Personal information
- Full name: Asrar Jamal Abdulaziz Mohammed Al-Shaibani
- Date of birth: 23 July 1995 (age 31)
- Place of birth: Saudi Arabia
- Position: Winger

Team information
- Current team: Al-Ula
- Number: 30

Senior career*
- Years: Team / Apps / (Gls)
- 2015–2019: Kings United
- 2019–2022: Jeddah Eagles
- 2022–2025: Al-Ittihad / 14 / (1)
- 2025-: Al-Ula

International career
- 2021–: Saudi Arabia Futsal
- 2022–: Saudi Arabia

= Asrar Al-Shaibani =

Saudi footballer (born 1995)

Asrar Jamal Abdulaziz Mohammed Al-Shaibani (أَسْرَار جَمَال عَبْد الْعَزِيز مُحَمَّد الشَّيْبَانِيّ; born 23 July 1995) is a Saudi footballer who plays as a winger for Saudi Women's Premier League side Al-Ula.

==Club career==
Al-Shaibani started playing with Kings United in 2015 and she moved to Jeddah Eagles in 2019.

Since Al-Ittihad acquired Jeddah Eagles in 2022, Al-Shaibani played as a striker in the 2022/23 Saudi Women's Premier League, scoring a goal against Al-Ahli in the Jeddah Derby on 15 October 2022.

Al-Shaibani continued to score goals in the following season 2023/24 with American coach Kelly Lindsey.

==International career==
Al-Shaibani played for the first time at an international level in 2021 while representing the Saudi Arabia women's national futsal team.
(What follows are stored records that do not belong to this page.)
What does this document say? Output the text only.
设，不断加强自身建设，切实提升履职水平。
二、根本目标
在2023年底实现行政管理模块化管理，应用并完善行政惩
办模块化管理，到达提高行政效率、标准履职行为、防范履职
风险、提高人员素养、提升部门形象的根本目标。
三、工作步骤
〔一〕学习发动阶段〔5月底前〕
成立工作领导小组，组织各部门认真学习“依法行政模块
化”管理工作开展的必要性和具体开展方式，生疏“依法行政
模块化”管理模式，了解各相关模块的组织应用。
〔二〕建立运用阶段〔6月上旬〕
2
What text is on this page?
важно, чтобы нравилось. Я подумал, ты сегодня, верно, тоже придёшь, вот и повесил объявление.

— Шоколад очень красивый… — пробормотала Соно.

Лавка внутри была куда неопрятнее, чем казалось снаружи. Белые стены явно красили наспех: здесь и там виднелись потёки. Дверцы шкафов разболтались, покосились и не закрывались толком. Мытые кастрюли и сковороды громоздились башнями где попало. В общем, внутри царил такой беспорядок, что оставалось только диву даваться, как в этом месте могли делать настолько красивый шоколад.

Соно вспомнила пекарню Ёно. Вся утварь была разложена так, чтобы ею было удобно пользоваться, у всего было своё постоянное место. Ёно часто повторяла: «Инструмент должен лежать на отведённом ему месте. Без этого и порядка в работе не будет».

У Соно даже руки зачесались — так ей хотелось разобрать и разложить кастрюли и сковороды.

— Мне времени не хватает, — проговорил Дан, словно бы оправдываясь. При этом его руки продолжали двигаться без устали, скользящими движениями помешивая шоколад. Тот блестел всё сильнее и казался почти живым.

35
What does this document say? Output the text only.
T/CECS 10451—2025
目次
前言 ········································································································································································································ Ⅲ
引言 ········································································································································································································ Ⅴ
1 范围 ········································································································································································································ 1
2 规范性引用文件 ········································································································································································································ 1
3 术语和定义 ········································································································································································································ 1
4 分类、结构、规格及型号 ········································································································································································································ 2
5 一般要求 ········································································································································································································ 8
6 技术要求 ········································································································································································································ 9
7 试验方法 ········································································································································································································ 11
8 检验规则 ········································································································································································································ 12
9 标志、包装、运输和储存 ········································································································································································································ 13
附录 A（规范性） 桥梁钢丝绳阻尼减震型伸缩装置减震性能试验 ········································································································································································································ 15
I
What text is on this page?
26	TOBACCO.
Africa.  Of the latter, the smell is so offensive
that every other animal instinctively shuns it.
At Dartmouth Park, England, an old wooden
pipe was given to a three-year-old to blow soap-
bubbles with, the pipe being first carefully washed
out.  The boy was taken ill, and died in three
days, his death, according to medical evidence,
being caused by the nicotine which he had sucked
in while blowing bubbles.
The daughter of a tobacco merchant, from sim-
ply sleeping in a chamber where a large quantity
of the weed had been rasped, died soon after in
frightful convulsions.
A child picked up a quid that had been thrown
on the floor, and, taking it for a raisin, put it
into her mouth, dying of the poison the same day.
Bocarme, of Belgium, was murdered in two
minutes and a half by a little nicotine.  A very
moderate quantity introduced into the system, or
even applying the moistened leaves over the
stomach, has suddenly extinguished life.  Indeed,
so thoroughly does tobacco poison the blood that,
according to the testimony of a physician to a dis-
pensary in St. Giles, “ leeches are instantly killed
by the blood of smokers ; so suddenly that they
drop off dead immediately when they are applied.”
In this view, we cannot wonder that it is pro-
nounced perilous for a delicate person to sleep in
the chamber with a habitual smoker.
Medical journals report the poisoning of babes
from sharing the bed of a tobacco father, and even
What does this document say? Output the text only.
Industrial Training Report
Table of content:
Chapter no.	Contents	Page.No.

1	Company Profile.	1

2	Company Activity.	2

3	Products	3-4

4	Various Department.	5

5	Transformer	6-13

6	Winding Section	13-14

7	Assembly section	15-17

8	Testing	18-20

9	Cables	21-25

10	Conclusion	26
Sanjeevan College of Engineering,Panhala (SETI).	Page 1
In February 2022, Al-Shaibani was named as part of the first-ever Saudi Arabia women's national football team for the two friendlies against Seychelles and Maldives. She was able to play her first international match by participating in the second half against Seychelles on 20 February 2022.